Nutrition Is More Than Calories
Food is more than calories! Food is culture. I know this because when I go home for the Jewish Holidays, the most important part of our family gathering is the food. I can’t tell you what I talked to cousin Mosha about, but I for sure know that everyone talked about how light and delicious the matzah balls were. If I followed a meal plan that didn’t include matzah balls during the Jewish Holidays and I had to say no thanks when my mom asked me if I wanted one or two, I wouldn’t feel like part of the family.
I get requests all the time for meal plans. People get pretty frustrated when it comes to losing weight and think that if I tell them exactly what to eat and when it will solve their problems. In reality, a meal plan is one of the worst ways to approach weight loss. Food is more than just calories and measurements. Food is also a rich part of our own personal culture. As we look at nutrition and lifestyle, we have to take this into consideration. There is a way to still enjoy a 4th of July cookout (or a couple matzah balls) without having to count calories. You shouldn’t have to eat before you go to a party, lest you break your meal plan. There is a way to live that doesn’t involve a meal plan. As a matter of fact, I’ll go as far as to say following a meal plan might cause more stress than it does good for many of us. A meal plan that calls for 2 hard boiled eggs, ½ cup of carrots, ¼ cup of blueberries, and 5 almonds every day for lunch for the rest of your life is not sustainable and it doesn’t take into consideration that food is culture, lifestyle, and way for people to connect.

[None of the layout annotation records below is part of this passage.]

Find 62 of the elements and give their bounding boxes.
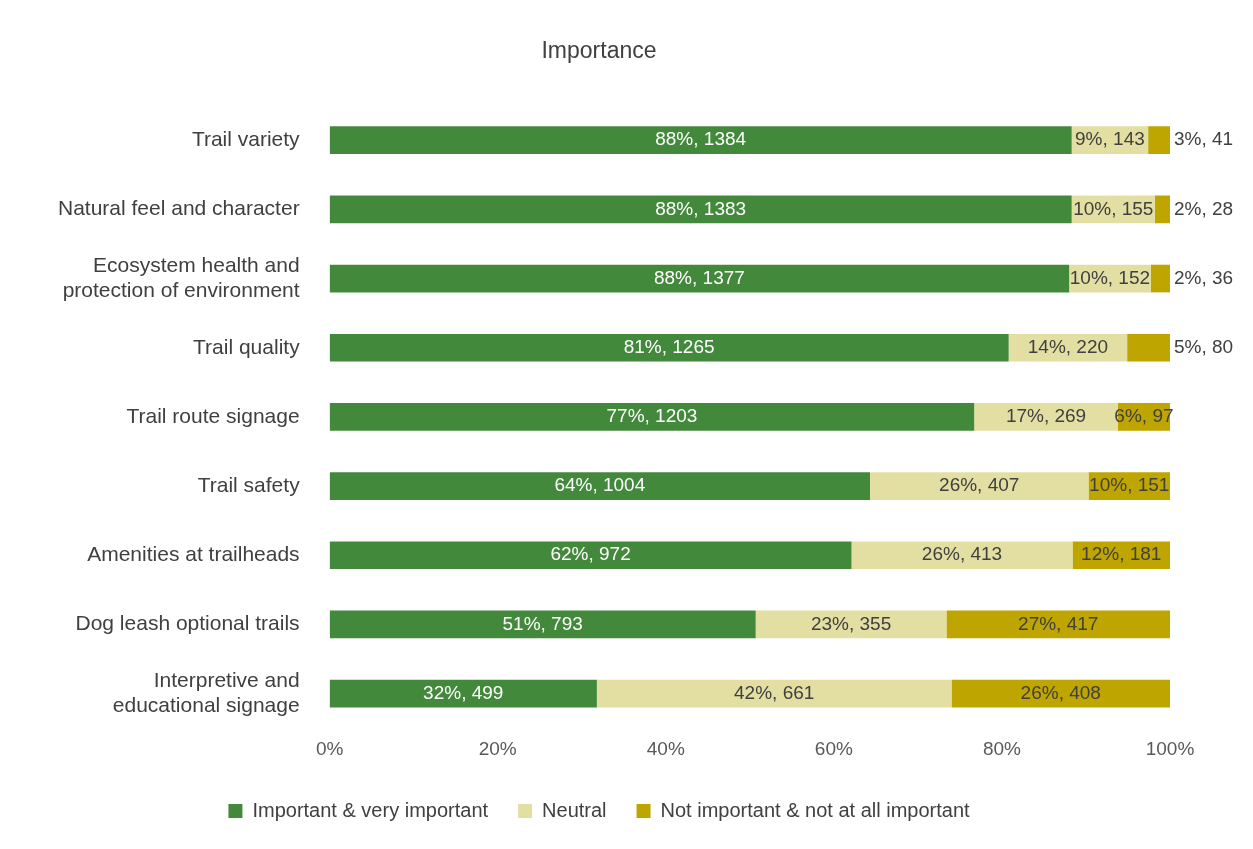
data-label: 10%, 151: [1089, 474, 1170, 496]
data-label: 23%, 355: [810, 612, 892, 634]
y-tick-label: Dog leash optional trails: [75, 611, 300, 635]
data-label: 88%, 1384: [655, 128, 747, 150]
bar: [329, 541, 852, 570]
x-tick-label: 40%: [646, 737, 685, 759]
bar: [596, 679, 952, 708]
data-label: 62%, 972: [550, 543, 631, 565]
data-label: 12%, 181: [1081, 543, 1162, 565]
data-label: 88%, 1383: [655, 197, 747, 219]
x-tick-label: 20%: [478, 737, 517, 759]
bar: [1148, 126, 1170, 155]
data-label: 51%, 793: [502, 612, 583, 634]
bar: [329, 403, 975, 431]
y-tick-label: Amenities at trailheads: [87, 542, 300, 566]
y-tick-label: Natural feel and character: [57, 196, 300, 220]
bar: [329, 126, 1072, 155]
bar: [1127, 333, 1170, 362]
x-tick-label: 100%: [1145, 737, 1195, 759]
bar: [851, 541, 1073, 570]
data-label: 2%, 36: [1174, 266, 1234, 288]
bar: [329, 610, 756, 639]
data-label: 81%, 1265: [623, 335, 715, 357]
data-label: 14%, 220: [1027, 335, 1109, 357]
y-tick-label: Trail quality: [193, 334, 301, 358]
bar: [329, 264, 1070, 293]
data-label: 5%, 80: [1174, 335, 1234, 357]
bar: [869, 472, 1089, 500]
legend-label: Important & very important: [252, 798, 489, 821]
bar: [329, 679, 597, 708]
data-label: 2%, 28: [1174, 197, 1234, 219]
legend-label: Neutral: [542, 798, 607, 821]
y-tick-label: Interpretive and educational signage: [112, 667, 300, 717]
data-label: 3%, 41: [1174, 128, 1234, 150]
data-label: 32%, 499: [423, 681, 504, 703]
bar: [1150, 264, 1170, 293]
data-label: 26%, 408: [1020, 681, 1101, 703]
data-label: 27%, 417: [1018, 612, 1099, 634]
bar: [329, 333, 1009, 362]
x-tick-label: 80%: [982, 737, 1022, 759]
legend-label: Not important & not at all important: [660, 798, 971, 821]
chart-title: Importance: [541, 37, 657, 64]
bar: [946, 610, 1170, 639]
y-tick-label: Trail route signage: [126, 403, 300, 427]
data-label: 10%, 155: [1073, 197, 1154, 219]
data-label: 26%, 413: [921, 543, 1003, 565]
y-tick-label: Trail variety: [191, 126, 301, 150]
data-label: 9%, 143: [1075, 128, 1145, 150]
bar: [329, 472, 870, 500]
data-label: 17%, 269: [1005, 405, 1087, 427]
data-label: 64%, 1004: [554, 474, 646, 496]
data-label: 88%, 1377: [653, 266, 745, 288]
data-label: 10%, 152: [1069, 266, 1151, 288]
y-tick-label: Trail safety: [197, 472, 301, 496]
x-tick-label: 60%: [814, 737, 853, 759]
data-label: 42%, 661: [734, 681, 815, 703]
data-label: 26%, 407: [939, 474, 1020, 496]
y-tick-label: Ecosystem health and protection of environment: [62, 252, 300, 301]
data-label: 77%, 1203: [606, 405, 698, 427]
bar: [329, 195, 1072, 224]
x-tick-label: 0%: [315, 737, 344, 759]
bar: [1154, 195, 1170, 224]
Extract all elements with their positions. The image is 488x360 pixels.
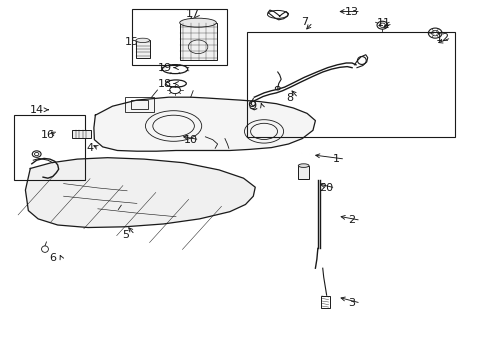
Text: 18: 18 bbox=[158, 78, 172, 89]
Text: 1: 1 bbox=[332, 154, 339, 164]
Text: 2: 2 bbox=[348, 215, 355, 225]
Text: 4: 4 bbox=[87, 143, 94, 153]
Text: 19: 19 bbox=[158, 63, 172, 73]
Text: 6: 6 bbox=[49, 253, 56, 264]
Text: 14: 14 bbox=[30, 105, 43, 115]
Text: 9: 9 bbox=[249, 101, 256, 111]
Ellipse shape bbox=[298, 164, 308, 167]
Bar bbox=[246, 32, 454, 137]
Polygon shape bbox=[25, 158, 255, 228]
Bar bbox=[14, 115, 84, 180]
Text: 10: 10 bbox=[183, 135, 197, 145]
Bar bbox=[124, 97, 154, 112]
Text: 16: 16 bbox=[41, 130, 55, 140]
Text: 20: 20 bbox=[319, 183, 333, 193]
Bar bbox=[131, 100, 147, 109]
Text: 11: 11 bbox=[376, 18, 390, 28]
Text: 17: 17 bbox=[186, 9, 200, 19]
Bar bbox=[320, 296, 329, 308]
Ellipse shape bbox=[180, 18, 216, 27]
Bar bbox=[136, 40, 149, 58]
Text: 12: 12 bbox=[435, 33, 448, 43]
Text: 3: 3 bbox=[348, 298, 355, 308]
Polygon shape bbox=[94, 97, 315, 151]
Text: 5: 5 bbox=[122, 230, 129, 240]
Ellipse shape bbox=[136, 38, 149, 42]
Text: 8: 8 bbox=[285, 93, 292, 103]
Bar bbox=[72, 130, 91, 138]
Bar bbox=[298, 166, 308, 179]
Text: 7: 7 bbox=[300, 17, 307, 27]
Bar bbox=[180, 23, 216, 60]
Text: 13: 13 bbox=[345, 6, 358, 17]
Bar bbox=[132, 9, 227, 65]
Text: 15: 15 bbox=[125, 37, 139, 48]
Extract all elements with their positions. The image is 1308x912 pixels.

Now, there may be a time and a place for a temporary meal plan. If you haven’t spent time in the kitchen or are learning how to prep and cook meals that are vastly different than what you are used to, it might be a good starting place to have a meal plan for a few weeks that helps you understand the basics. However, in general, we learn more and see better results when we can live the way we want to live and make our nutrition work around our lifestyle. We will be more likely to create a sustainable practice that works for us individually.
Here are a few simple ways to make changes in your diet that should work for you and fit into your lifestyle in place of a meal plan:
Eat minimally-processed whole foods most of the time.

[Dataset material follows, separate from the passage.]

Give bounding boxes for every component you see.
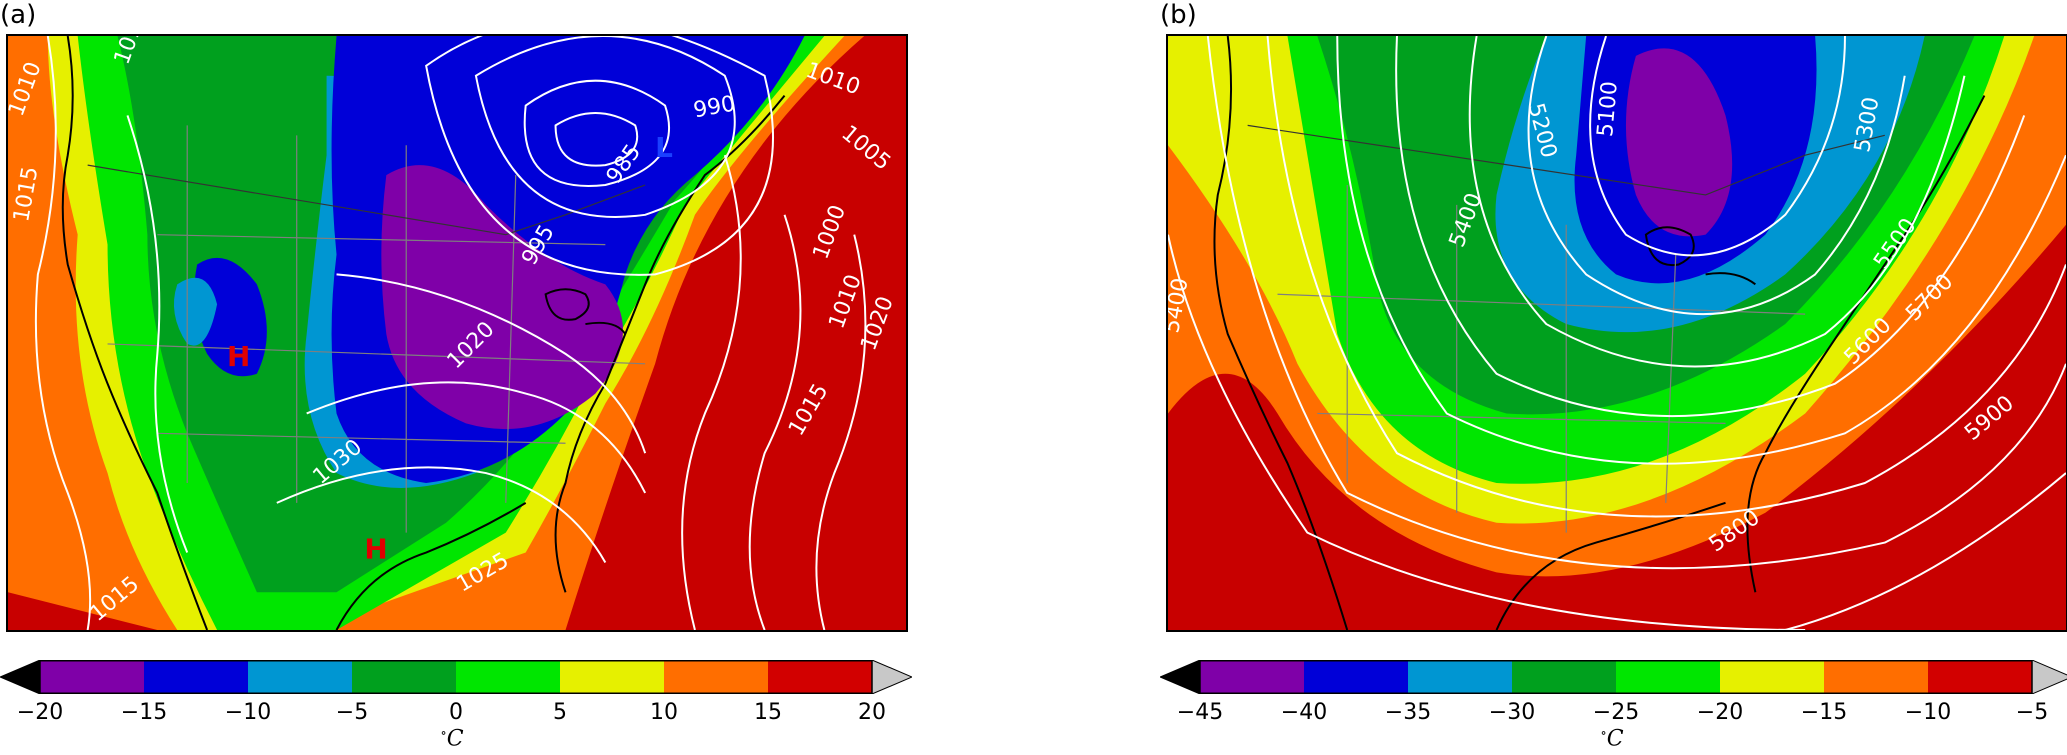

Make sure your veggies and fruits as varied and colorful as possible. This will help by adding a variety of nutrients to your diet.
Try to eat until you are satisfied, not full. This is typically about 80% full.
Limit sugar intake and try to avoid beverages that have added sweeteners.
At each meal include 1-2 palms of protein, 1-2 fists full of veggies, 1-2 open cupped hands of dense carbs from whole foods, 1-2 thumbs of healthy fats.
These simple rules should replace meal plans. Everyone has different needs when it comes to how much to eat, what kind of foods to eat, what to avoid. The guidelines above are a good starting point for all of us. They give you ownership of what you eat and the flexibility to find what works for you. Now, I am not telling you to just wing it before every meal. That can lead to a hangry disaster! You should be involved in your own meal planning and meal prep. These guidelines will help you explore what fits in your lifestyle and figure out what you like to eat and what you don’t like to eat. Remember, food is more than calories. It’s connecting. It’s culture. And it should be satisfying and delicious.